I get the tax issues, and that is unfortunately par for the course. However I’m also guilty of taking any deductions that I can legally get away with.

IDevices have been functionally untethered for a long time.

He’s said iPods. You need iTunes don’t you?

By the way, if you need just a tiny music player with you for jogging, what Apple thinks consumers should choose now?

Apple iPod Shuffle was good for this, but what now?

Apple Watch, obviously. It can play music on its own and it can track your runs at the same time.

You’d think the smartwatch people would be marketing features like this more. I bought the Moto 360 Sport on sale for $99, and it does so much more than play music. It’s a Laptop > Phone > Watch world now, we don’t need the weird steps in between.

But Apple Watch is much pricier than Shuffle was.

True, but it also can do more than Shuffle ever could.

The Apple Watch has been the answer to that question for a couple of years now. They integrated GPS to track your runs without a phone, and the wireless AirPods and W1 Beats X and PowerBeats for listening.

Sure, there will always be people who just want a tiny player to listen to a few tunes while they hit the gym, but that market has shrunk so much that it’s just not worth the R&D to a company of Apple’s size.
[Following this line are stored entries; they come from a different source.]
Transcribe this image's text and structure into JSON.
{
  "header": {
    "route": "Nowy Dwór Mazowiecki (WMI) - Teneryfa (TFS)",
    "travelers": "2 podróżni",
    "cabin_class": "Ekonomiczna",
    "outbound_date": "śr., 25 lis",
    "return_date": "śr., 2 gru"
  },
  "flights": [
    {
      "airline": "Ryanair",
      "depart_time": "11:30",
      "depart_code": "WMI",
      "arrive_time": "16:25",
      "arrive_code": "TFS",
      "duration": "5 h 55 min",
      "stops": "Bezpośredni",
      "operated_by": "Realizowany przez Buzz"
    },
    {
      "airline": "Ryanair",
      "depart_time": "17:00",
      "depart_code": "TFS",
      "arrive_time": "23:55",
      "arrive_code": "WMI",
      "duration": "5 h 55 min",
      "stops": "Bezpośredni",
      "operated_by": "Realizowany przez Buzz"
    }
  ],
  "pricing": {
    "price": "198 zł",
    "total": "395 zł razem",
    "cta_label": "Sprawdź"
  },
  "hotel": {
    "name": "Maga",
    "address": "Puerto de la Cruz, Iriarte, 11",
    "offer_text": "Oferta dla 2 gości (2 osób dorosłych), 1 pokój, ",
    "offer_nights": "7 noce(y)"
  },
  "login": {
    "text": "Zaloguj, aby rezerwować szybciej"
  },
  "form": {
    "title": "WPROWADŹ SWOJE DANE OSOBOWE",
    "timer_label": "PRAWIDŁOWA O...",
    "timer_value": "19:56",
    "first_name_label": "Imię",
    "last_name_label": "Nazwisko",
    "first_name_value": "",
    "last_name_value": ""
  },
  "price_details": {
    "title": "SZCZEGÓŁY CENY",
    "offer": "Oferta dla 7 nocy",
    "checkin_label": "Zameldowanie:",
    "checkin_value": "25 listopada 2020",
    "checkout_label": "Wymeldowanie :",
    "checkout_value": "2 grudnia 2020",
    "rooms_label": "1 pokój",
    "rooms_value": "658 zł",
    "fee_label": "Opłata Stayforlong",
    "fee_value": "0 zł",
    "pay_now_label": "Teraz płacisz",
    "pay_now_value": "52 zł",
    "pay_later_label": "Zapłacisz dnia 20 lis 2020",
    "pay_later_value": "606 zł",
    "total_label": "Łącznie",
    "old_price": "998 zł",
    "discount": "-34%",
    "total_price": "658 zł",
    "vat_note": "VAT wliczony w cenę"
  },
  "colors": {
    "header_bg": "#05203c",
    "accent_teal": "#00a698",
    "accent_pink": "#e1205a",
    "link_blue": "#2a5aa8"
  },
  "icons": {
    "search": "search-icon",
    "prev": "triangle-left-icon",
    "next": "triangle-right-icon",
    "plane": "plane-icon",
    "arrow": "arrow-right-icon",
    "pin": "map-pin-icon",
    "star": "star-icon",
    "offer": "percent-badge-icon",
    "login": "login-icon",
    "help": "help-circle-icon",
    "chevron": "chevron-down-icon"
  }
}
However, if enough people want it, I’m sure a third party or two will step in and fill the gap.

It really is a ridiculously perfect solution. Listen to music and track your workout at the same time, from your watch!

It seems like you haven’t used an iPhone in many years, and that’s OK. But two things have drastically changed: 1) the iPhone is pretty drop resistant now. Sure if it lands the wrong way you are SOL, but you can say that about any phone. And 2) iTunes has been out of the picture for a few years now, you can (and should) do all your backups and restores via iCloud. Very convenient. It’s been a long, long time since I’ve plugged an iPhone into my PC for iTunes.

Show me your phone/computer and I’ll show you the name of another company which operates exactly the same as Apple (or Microsoft, Google, Samsung etc. etc. etc). If your favourite company doesn’t charge as high prices or make as much profit, that’s not due to altruism or "being nice", but is purely the result of a strategic decision aimed at maximising profits and shareholder value. All companies would love to be able to match Apple’s profits, and would take the first possible opportunity to do so. That’s how business works for all international corporations, and the job of every CEO is to create value. Take that for what it is, but allowing it to bubble up into "hate" towards any one of these companies is irrational and a bit naive.

The part about expandable storage, you do realize there are trade off with having expandable storage right? Speed, mainly. Security is another one. Reliability is pretty poor from what I’ve read too.

I hate Apple for a simple and straightforward reason: I bought 144 Zunes, and am now condemned to using them for eternity, or at least until I’ve worn the brown off the cases on every last one of them. And when that happens, I’ll just go out and buy 144 more of them. In the meantime, I hate Apple.

You.. hate Apple because you bought an ungodly amount of Zunes?